SnarkyPuppy Posted January 3, 2018 Posted January 3, 2018 In case anyone is interested a high quality paper on the economic state and future of the whole crypto space. Very well written and researched: https://s3.eu-west-2.amazonaws.com/john-pfeffer/An+Investor%27s+Take+on+Cryptoassets+v6.pdf Thanks for posting this
SharperDingaan Posted January 3, 2018 Posted January 3, 2018 You seem to have the best handle on this change. What companies are you eyeing, or investing in, to benefit from these changes? We aren't.
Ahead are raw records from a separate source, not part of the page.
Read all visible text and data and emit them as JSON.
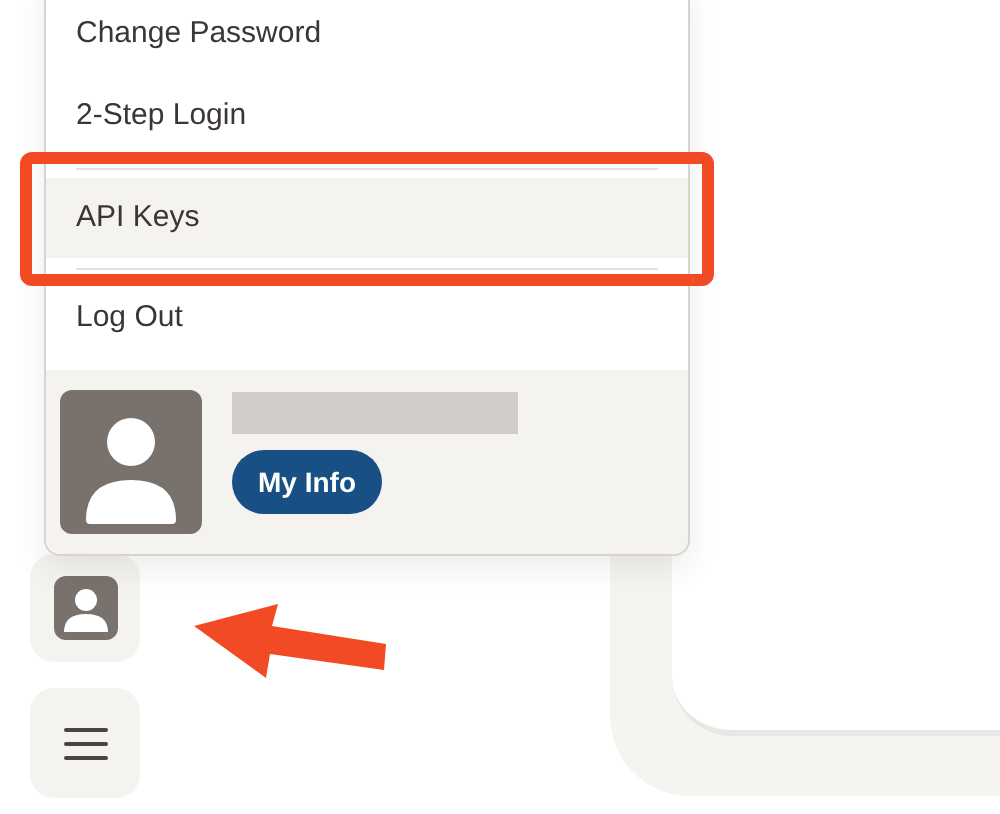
{
  "account_menu": {
    "items": [
      {
        "label": "Change Password",
        "selected": false
      },
      {
        "label": "2-Step Login",
        "selected": false
      },
      {
        "label": "API Keys",
        "selected": true
      },
      {
        "label": "Log Out",
        "selected": false
      }
    ],
    "profile": {
      "button": "My Info"
    }
  }
}
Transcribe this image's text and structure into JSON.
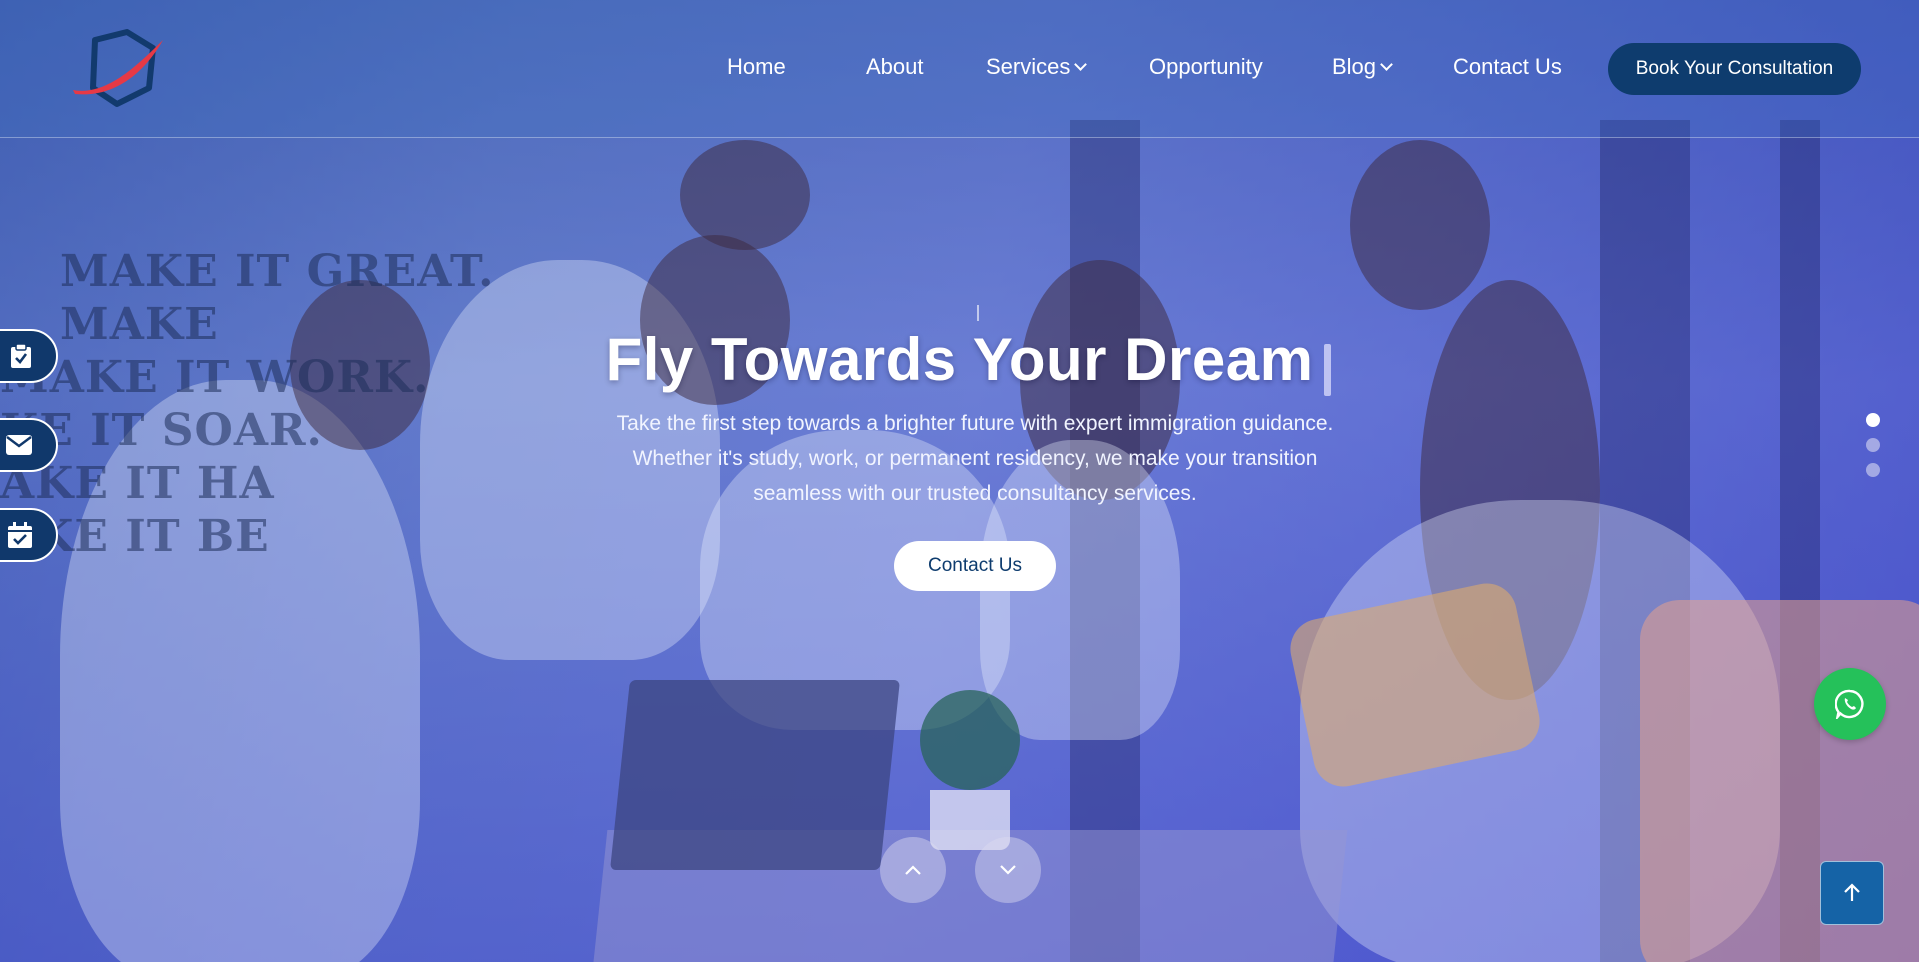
{
  "brand": {
    "logo_icon": "company-logo",
    "accent": "#e63946",
    "primary": "#0e3c6e"
  },
  "nav": {
    "items": [
      {
        "label": "Home"
      },
      {
        "label": "About"
      },
      {
        "label": "Services",
        "has_dropdown": true
      },
      {
        "label": "Opportunity"
      },
      {
        "label": "Blog",
        "has_dropdown": true
      },
      {
        "label": "Contact Us"
      }
    ],
    "cta_label": "Book Your Consultation"
  },
  "hero": {
    "title": "Fly Towards Your Dream",
    "subtitle": "Take the first step towards a brighter future with expert immigration guidance. Whether it's study, work, or permanent residency, we make your transition seamless with our trusted consultancy services.",
    "button_label": "Contact Us",
    "background_wall_text": "MAKE IT GREAT. MAKE IT WORK. MAKE IT SOAR. MAKE IT HAPPEN. MAKE IT BE."
  },
  "side_tabs": [
    {
      "icon": "clipboard-check-icon"
    },
    {
      "icon": "envelope-icon"
    },
    {
      "icon": "calendar-check-icon"
    }
  ],
  "slider": {
    "slides": 3,
    "active_index": 0
  },
  "controls": {
    "prev_icon": "chevron-up-icon",
    "next_icon": "chevron-down-icon",
    "whatsapp_icon": "whatsapp-icon",
    "scroll_top_icon": "arrow-up-icon",
    "whatsapp_color": "#25c15a"
  }
}
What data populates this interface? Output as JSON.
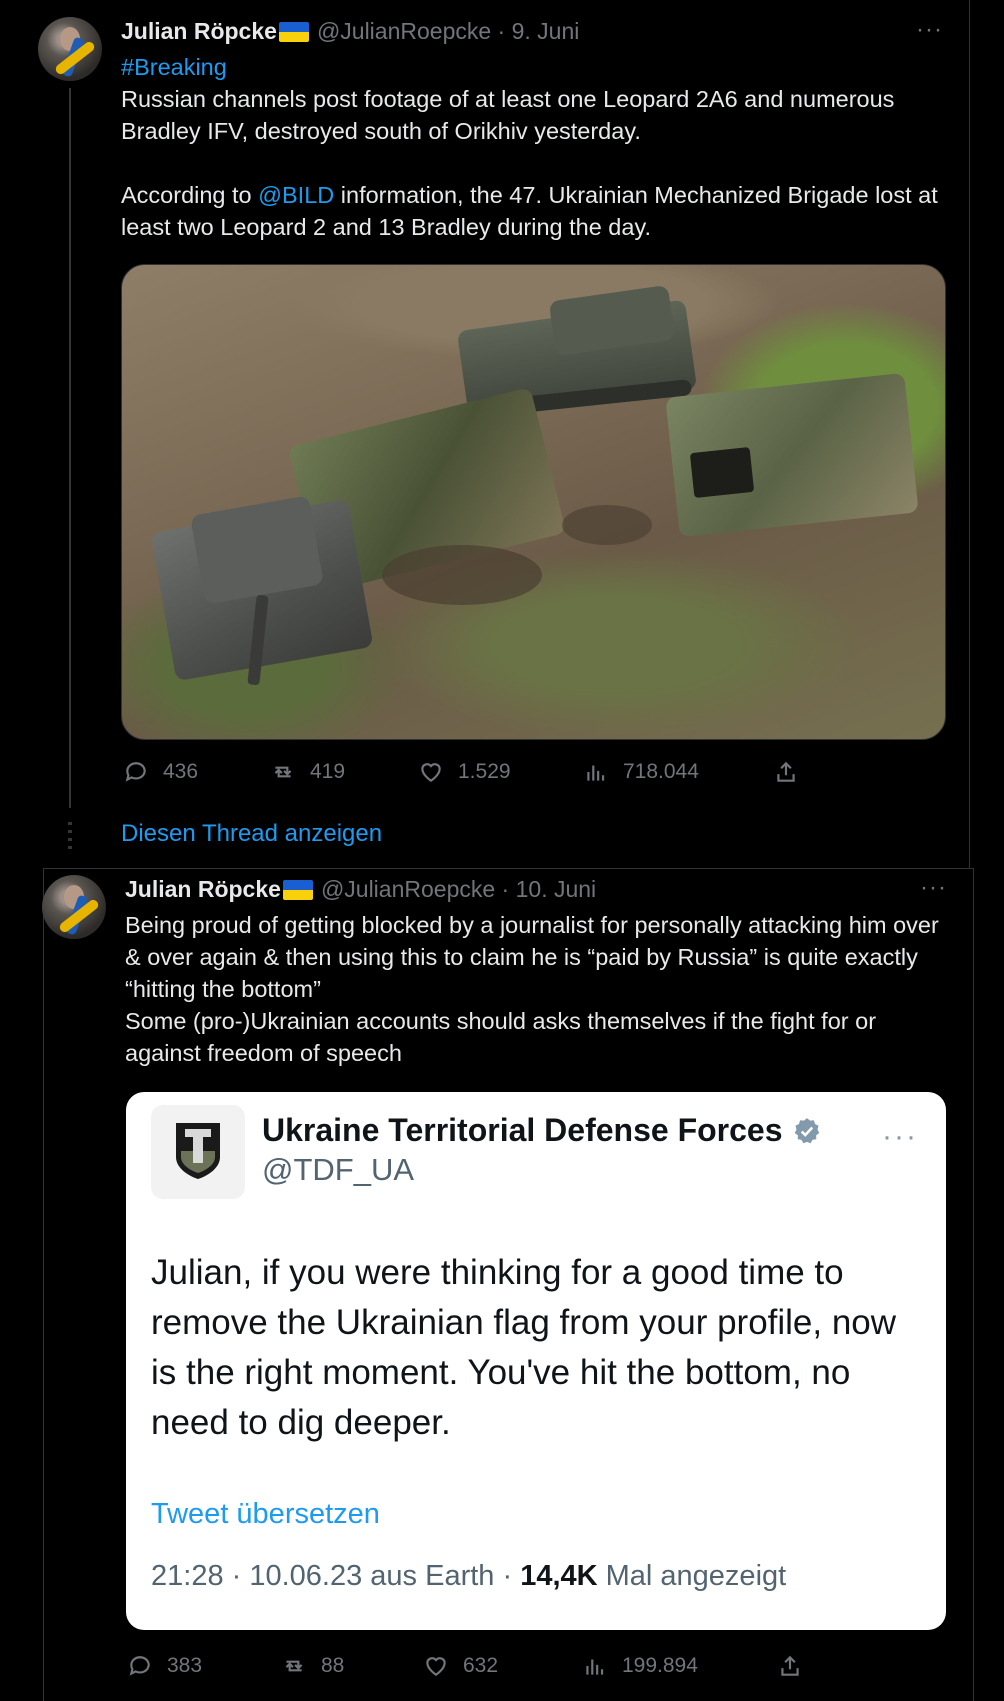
{
  "tweet1": {
    "author_name": "Julian Röpcke",
    "handle": "@JulianRoepcke",
    "date": "9. Juni",
    "more": "···",
    "hashtag": "#Breaking",
    "line1": "Russian channels post footage of at least one Leopard 2A6 and numerous Bradley IFV, destroyed south of Orikhiv yesterday.",
    "line2_prefix": "According to ",
    "mention": "@BILD",
    "line2_suffix": " information, the 47. Ukrainian Mechanized Brigade lost at least two Leopard 2 and 13 Bradley during the day.",
    "replies": "436",
    "retweets": "419",
    "likes": "1.529",
    "views": "718.044"
  },
  "show_thread": "Diesen Thread anzeigen",
  "tweet2": {
    "author_name": "Julian Röpcke",
    "handle": "@JulianRoepcke",
    "date": "10. Juni",
    "more": "···",
    "body_l1": "Being proud of getting blocked by a journalist for personally attacking him over & over again & then using this to claim he is “paid by Russia” is quite exactly “hitting the bottom”",
    "body_l2": "Some (pro-)Ukrainian accounts should asks themselves if the fight for or against freedom of speech",
    "replies": "383",
    "retweets": "88",
    "likes": "632",
    "views": "199.894"
  },
  "quote": {
    "name": "Ukraine Territorial Defense Forces",
    "handle": "@TDF_UA",
    "more": "···",
    "text": "Julian, if you were thinking for a good time to remove the Ukrainian flag from your profile, now is the right moment. You've hit the bottom, no need to dig deeper.",
    "translate": "Tweet übersetzen",
    "meta_prefix": "21:28 · 10.06.23 aus Earth · ",
    "views_bold": "14,4K",
    "views_suffix": " Mal angezeigt"
  },
  "colors": {
    "link": "#1d9bf0",
    "muted": "#71767b",
    "background": "#000000"
  }
}
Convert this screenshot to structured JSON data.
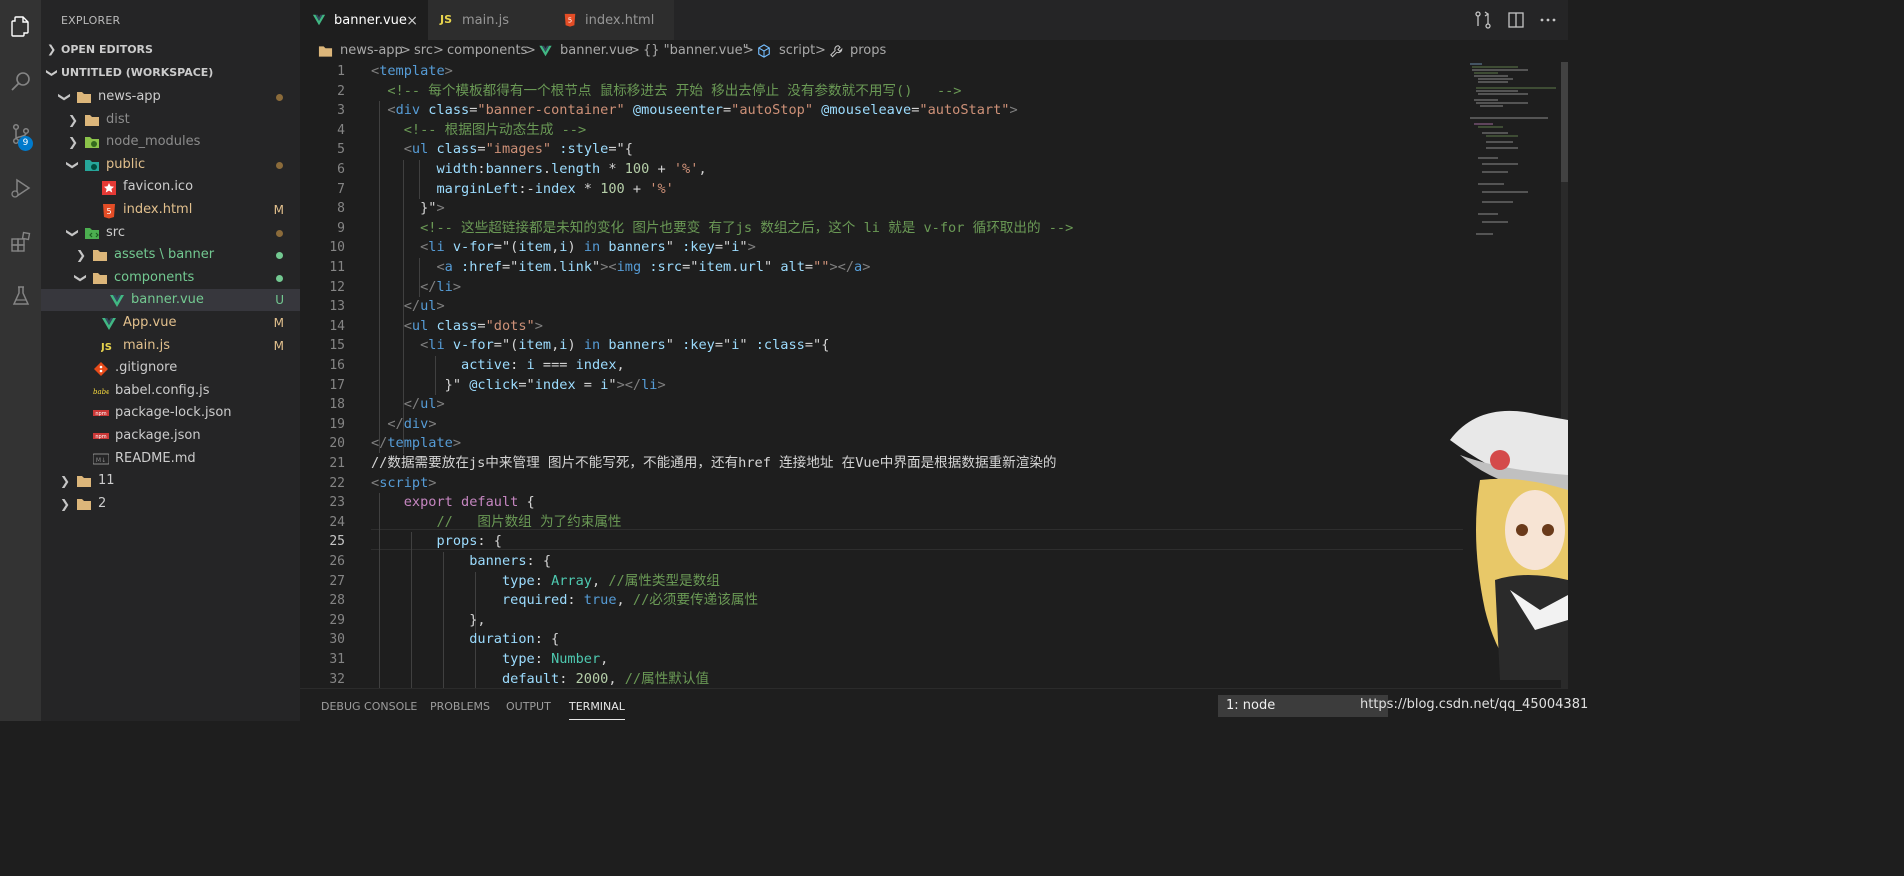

SD
Guest cherzeca Posted January 3, 2018 Posted January 3, 2018 @joe i do not have a handle on blockchain tech. i think i have an emerging handle on the potential uses of blockchain as something that can disintermediate or reduce transaction cost and increase efficiency. the only company that i have found that seems to be aggressively moving to commercialize blockchain in interesting use cases is OSTK...first, in seeking to cut out prime brokerage from finding locates for short selling, which is a very opaque and therefore lucrative business for prime brokers (especially for hard to find names, which are the 80% in this 80/20 market). of course prime brokers could implement their own blockchain platform, but they wont do it in a way that cannibalizes their own profit center...it has to come from outside would welcome other use case examples/companies
zarley Posted January 3, 2018 Posted January 3, 2018 @joe i do not have a handle on blockchain tech. i think i have an emerging handle on the potential uses of blockchain as something that can disintermediate or reduce transaction cost and increase efficiency. Honest question about efficiency and transaction costs: Given what I've read about the transaction costs for bitcoin and the amount of computing power needed to validate transactions, it seems like these two points are potential problems, not solutions. Seems like infrequent, high-priority transactions might be well served, but small and frequent transactions would get killed by the transaction costs. Is that a bitcoin-specific issue or a more general block-chain challenge?